Animated series from the United States, including The Powerpuff Girls (1998), Bee and PuppyCat (2013), Steven Universe (2013), Star vs. the Forces of Evil (2015), Magical Girl Friendship Squad (2020), and Adventure Time: Fionna and Cake (2023) have been influenced by magical girl themes and reference them. Characters in My Little Pony: Equestria Girls are described as "full-time students and part-time magical pony girls".
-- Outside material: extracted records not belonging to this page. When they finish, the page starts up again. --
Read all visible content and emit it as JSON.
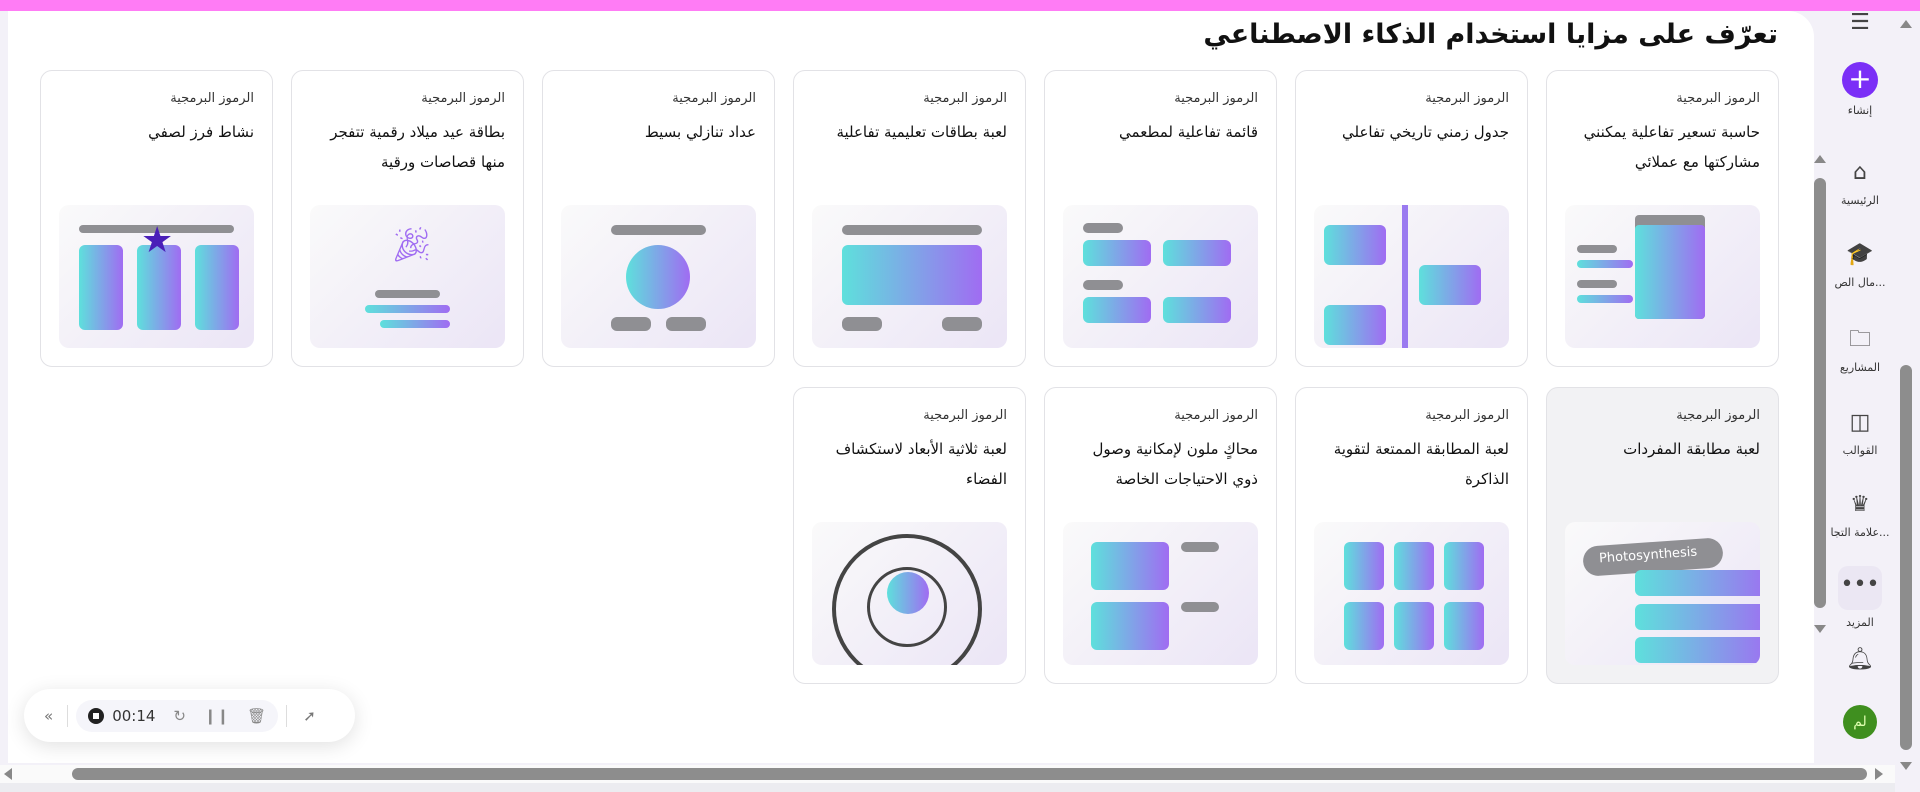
{
  "title": "تعرّف على مزايا استخدام الذكاء الاصطناعي",
  "category": "الرموز البرمجية",
  "cards": [
    {
      "name": "حاسبة تسعير تفاعلية يمكنني مشاركتها مع عملائي"
    },
    {
      "name": "جدول زمني تاريخي تفاعلي"
    },
    {
      "name": "قائمة تفاعلية لمطعمي"
    },
    {
      "name": "لعبة بطاقات تعليمية تفاعلية"
    },
    {
      "name": "عداد تنازلي بسيط"
    },
    {
      "name": "بطاقة عيد ميلاد رقمية تتفجر منها قصاصات ورقية"
    },
    {
      "name": "نشاط فرز لصفي"
    },
    {
      "name": "لعبة مطابقة المفردات",
      "illustration_text": "Photosynthesis"
    },
    {
      "name": "لعبة المطابقة الممتعة لتقوية الذاكرة"
    },
    {
      "name": "محاكٍ ملون لإمكانية وصول ذوي الاحتياجات الخاصة"
    },
    {
      "name": "لعبة ثلاثية الأبعاد لاستكشاف الفضاء"
    }
  ],
  "sidebar": {
    "create": "إنشاء",
    "home": "الرئيسية",
    "education": "...مال الص",
    "projects": "المشاريع",
    "templates": "القوالب",
    "brand": "...علامة التجا",
    "more": "المزيد",
    "avatar": "لم"
  },
  "recorder": {
    "time": "00:14"
  },
  "colors": {
    "accent": "#7b2ff7",
    "topbar": "#ff7cf5"
  }
}
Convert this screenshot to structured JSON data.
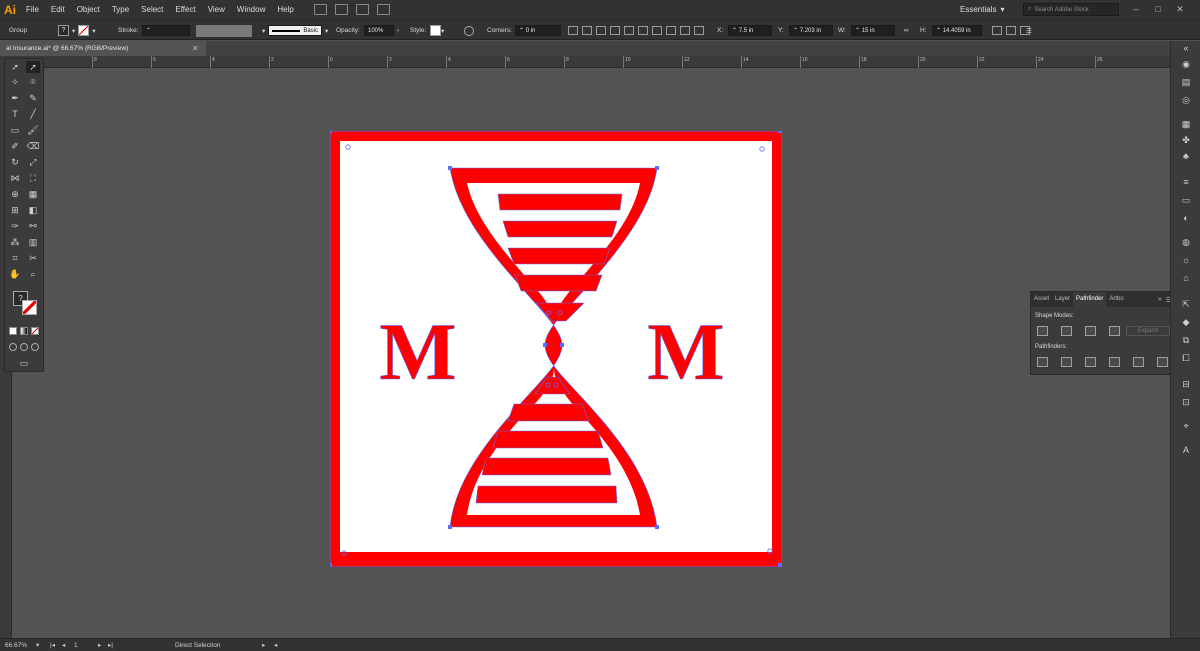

The influence of the genre has also been seen in Western comics and graphic novels, such as Agents of the Realm (2014), Zodiac Starforce (2015), and Sleepless Domain (2015).

==Critical analysis==
Magical girl series have been linked to female empowerment since the 1970s, from exploring female sexuality to weaponizing femininity. In addition to challenging female gender roles, the magical girl genre has also influenced a shift in male gender norms, as the stigma which associated traditional femininity with weakness was removed.

Akiko Shimada's 2011 dissertation Representations of Girls in Japanese Magical Girl TV Animation Programmes from 1966 to 2003 and Japanese Female Audiences' Understanding of Them references Yokokawa (1991) and Murase (2000) who state that in Japanese language, the word "shojo" is always used in third person. Young girls do not refer to themselves as "shojo". This reflects on how narratives about shojo are crafted from a third-party, often male lens.